6 Common Military Resume Mistakes

common military resume mistakes

First impressions are always important, especially when it comes to job interviews. Before you even get to meet to try and impress an employer, their first impression is your resume.

Here are a few common military resume mistakes that can really hurt your first impression.

Not Personalizing it to the Employer

You never want to use the same carbon copy resume for every job, because not every job is the same. You want to show the skills and experience that make you a good candidate for that specific position and why you would be a great fit for their company.

Using Military Acronyms

When putting together your resume, you have to assume that your potential employer has no previous knowledge of anything military related. You have to “demilitarize” your job titles into something that a civilian can relate to. Instead of using platoon or battalion, use team and separate every area of responsibility that you had in the service into a different job title.

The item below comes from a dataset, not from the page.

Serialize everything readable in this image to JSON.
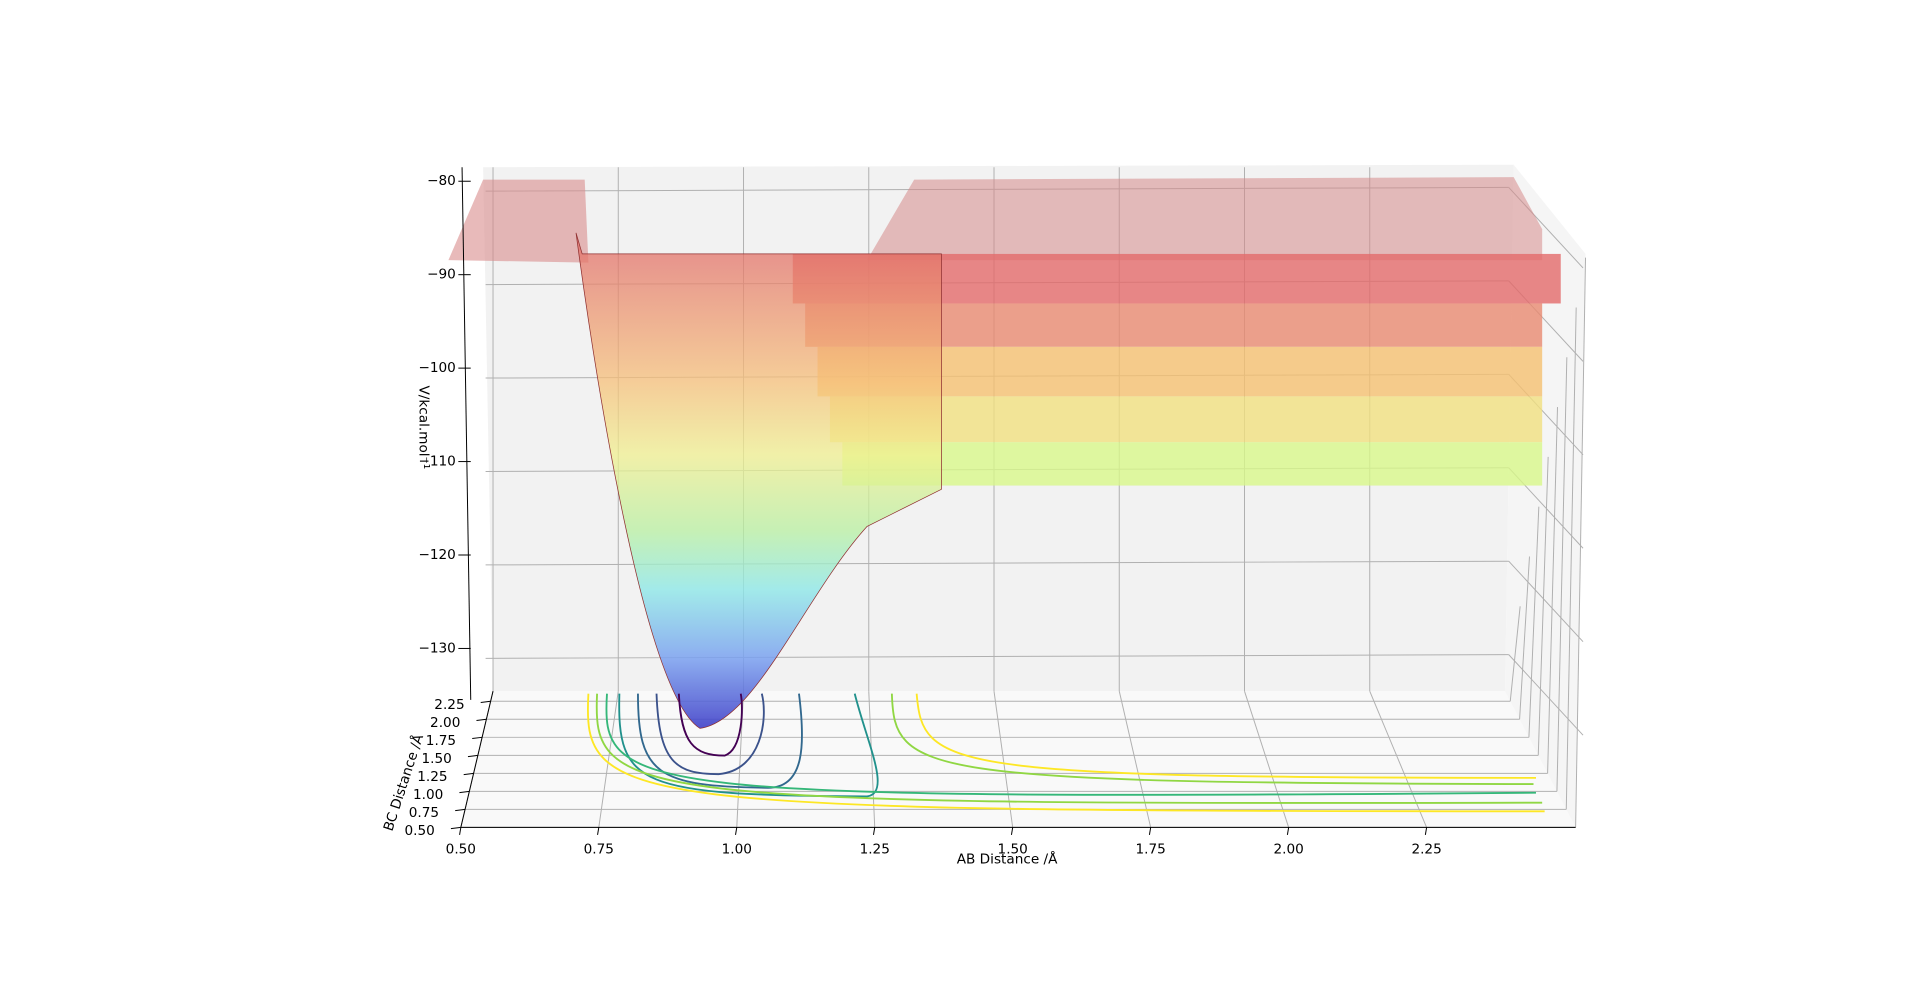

Assuming They Knew What Skills You Acquired

Just putting your civilianized job title down is not enough for them to know what your duties and responsibilities were in that position. You need to explain your accomplishments and the skills you obtained that most relate to the position.

Multiple Pages

A resume should never be more than a page long. Employers do not want to be reading what seems to be an essay instead of a resume. Under your job title there should be about 3 to 4 bulletin points of your responsibly and highlights of your achievements.

Presentation of Your Resume

This may seem like a small detail, but it makes a huge difference. Handing an employer a resume on thick parchment instead of regular computer paper looks more professional and prepared. Never use colored paper for your resume and keep it in a portfolio or folder until you give it to them to avoid smudging or creasing the paper.

Unreadable Content

Layout is very important when it comes to a resume because it needs to be easy to read and understand. An interviewer should not have to spend time trying to figure out dates, locations, or contact information. Everything should be organized so that your information is straightforward and quickly assessed.